Vous m’avez fait avant ma naissance le plus grand de vos dons en formant vous-même le cœur de ma mère. Il vous a plu de façonner vous-même cette sainte femme afin qu’elle me portât dans ses flancs : j’ai appris sur ses genoux votre crainte et dans ses regards votre amour. Vous avez aussi conservé à travers des temps bien mauvais l’âme chrétienne de mon père. En passant, par les révolutions, par les camps, par les adversités, il avait gardé la foi, un noble caractère, un grand sentiment de justice, une infatigable charité pour les pauvres. Je dois ici à mon pauvre père un témoignage. Quand j’eus le malheur de revoir ses comptes pour le règlement de sa succession, je trouvai que le tiers de ses visites étaient faites sans espérance de payement pour des indigents reconnus comme tels. Ajoutez qu’il aimait les sciences, les arts, le travail, qu’il nous inspirait le goût du grand et du beau. En quittant les hussards, il avait lu d’un bout à l’autre la Bible de Dom Calmet, et il savait le latin comme nous autres professeurs nous ne le savons plus.

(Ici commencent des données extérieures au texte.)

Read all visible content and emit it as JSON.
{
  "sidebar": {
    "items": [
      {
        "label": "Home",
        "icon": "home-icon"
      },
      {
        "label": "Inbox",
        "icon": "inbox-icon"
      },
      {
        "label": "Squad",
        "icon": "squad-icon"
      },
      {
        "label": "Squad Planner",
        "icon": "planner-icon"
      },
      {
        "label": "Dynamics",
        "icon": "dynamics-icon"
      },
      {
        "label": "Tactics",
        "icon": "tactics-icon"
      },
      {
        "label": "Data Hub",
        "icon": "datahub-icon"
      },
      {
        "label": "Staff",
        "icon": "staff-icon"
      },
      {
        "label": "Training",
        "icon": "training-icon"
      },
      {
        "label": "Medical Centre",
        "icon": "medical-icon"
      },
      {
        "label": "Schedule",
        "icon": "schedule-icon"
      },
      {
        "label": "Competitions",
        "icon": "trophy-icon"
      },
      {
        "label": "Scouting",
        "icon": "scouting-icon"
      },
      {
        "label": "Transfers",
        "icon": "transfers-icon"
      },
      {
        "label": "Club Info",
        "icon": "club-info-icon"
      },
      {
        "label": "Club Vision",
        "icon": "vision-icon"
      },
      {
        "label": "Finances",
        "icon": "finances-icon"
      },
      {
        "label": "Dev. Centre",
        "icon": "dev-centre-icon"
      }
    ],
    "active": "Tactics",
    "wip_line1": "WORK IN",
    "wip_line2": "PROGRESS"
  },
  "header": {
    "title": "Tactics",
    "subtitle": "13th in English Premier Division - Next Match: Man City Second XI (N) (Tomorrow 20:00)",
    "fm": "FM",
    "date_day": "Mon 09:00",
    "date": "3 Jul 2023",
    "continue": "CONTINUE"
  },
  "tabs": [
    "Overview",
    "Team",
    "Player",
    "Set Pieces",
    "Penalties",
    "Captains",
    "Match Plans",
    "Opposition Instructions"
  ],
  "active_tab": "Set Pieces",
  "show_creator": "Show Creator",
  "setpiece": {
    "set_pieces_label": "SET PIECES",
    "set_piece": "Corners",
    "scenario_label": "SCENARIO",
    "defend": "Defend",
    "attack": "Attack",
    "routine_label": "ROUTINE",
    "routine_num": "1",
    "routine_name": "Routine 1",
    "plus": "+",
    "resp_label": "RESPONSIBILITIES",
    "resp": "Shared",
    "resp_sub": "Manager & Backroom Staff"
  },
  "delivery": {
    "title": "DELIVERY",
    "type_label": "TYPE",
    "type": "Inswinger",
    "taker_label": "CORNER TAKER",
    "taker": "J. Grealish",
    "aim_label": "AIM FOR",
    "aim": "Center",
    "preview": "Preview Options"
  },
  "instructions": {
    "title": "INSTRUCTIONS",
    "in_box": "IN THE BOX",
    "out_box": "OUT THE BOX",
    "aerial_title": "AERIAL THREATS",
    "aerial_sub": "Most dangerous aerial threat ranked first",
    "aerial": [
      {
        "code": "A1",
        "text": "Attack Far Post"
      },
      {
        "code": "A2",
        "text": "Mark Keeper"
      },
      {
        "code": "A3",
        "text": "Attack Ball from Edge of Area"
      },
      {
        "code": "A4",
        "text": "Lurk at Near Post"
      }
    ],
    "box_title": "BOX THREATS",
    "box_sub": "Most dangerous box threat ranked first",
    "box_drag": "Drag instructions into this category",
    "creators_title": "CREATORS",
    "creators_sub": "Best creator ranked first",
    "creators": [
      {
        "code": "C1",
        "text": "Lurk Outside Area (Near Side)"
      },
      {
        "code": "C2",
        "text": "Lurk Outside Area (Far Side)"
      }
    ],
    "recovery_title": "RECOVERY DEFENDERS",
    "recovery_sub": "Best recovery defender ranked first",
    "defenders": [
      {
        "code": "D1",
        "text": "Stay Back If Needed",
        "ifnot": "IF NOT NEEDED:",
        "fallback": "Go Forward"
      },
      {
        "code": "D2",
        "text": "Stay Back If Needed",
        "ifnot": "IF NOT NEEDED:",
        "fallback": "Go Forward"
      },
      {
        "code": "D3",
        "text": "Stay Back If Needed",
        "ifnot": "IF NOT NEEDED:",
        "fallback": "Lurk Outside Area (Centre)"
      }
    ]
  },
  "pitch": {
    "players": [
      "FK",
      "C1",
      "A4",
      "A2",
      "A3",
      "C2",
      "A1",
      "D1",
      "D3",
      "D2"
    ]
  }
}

Voilà, mon Dieu, le premier de vos bienfaits, c’est de m’avoir donné de tels parents. Vous avez fait plus encore, en leur donnant le secret de bien élever leurs fils. Au milieu de ses fatigues, put-on jamais accuser mon père de négliger nos études ? Notre mère manqua-t-elle de patience, de douceur, et cependant de fermeté ? Elle tenait toujours le -frein, et pourtant nous ne sentions jamais sa main peser sur nous. Elle nous gouvernait par la confiance, par l’honneur, par le sentiment du devoir. Aurais-je osé lire la page qu’elle me défendait dans un livre, tout en me le laissant sur ma parole ? Pendant mon séjour de Paris, elle ne me perdit pas de vue, elle sut par de bons renseignements tout ce que je faisais mais je ne m’en doutai jamais je me croyais libre, et je ne m’en trouvais que plus lié. Si un jour ma fille élève des fils, je lui recommande cette conduite c’est ainsi qu’on inspire des sentiments généreux, qu’on donne des ailes à l’âme, et qu’on l’habitue à se porter au bien par un essor dont elle est fière, au lieu de l’y enchaîner par les liens d’une surveillance, : d’une servitude humiliante qu’elle a hâte de secouer. Vous qui après moi prierez pour moi, continuez aussi de prier pour mon père et ma mère. Vous leur devez les bonnes traditions de la maison. La bénédiction du Seigneur est sur les familles où l’on se souvient des aïeux.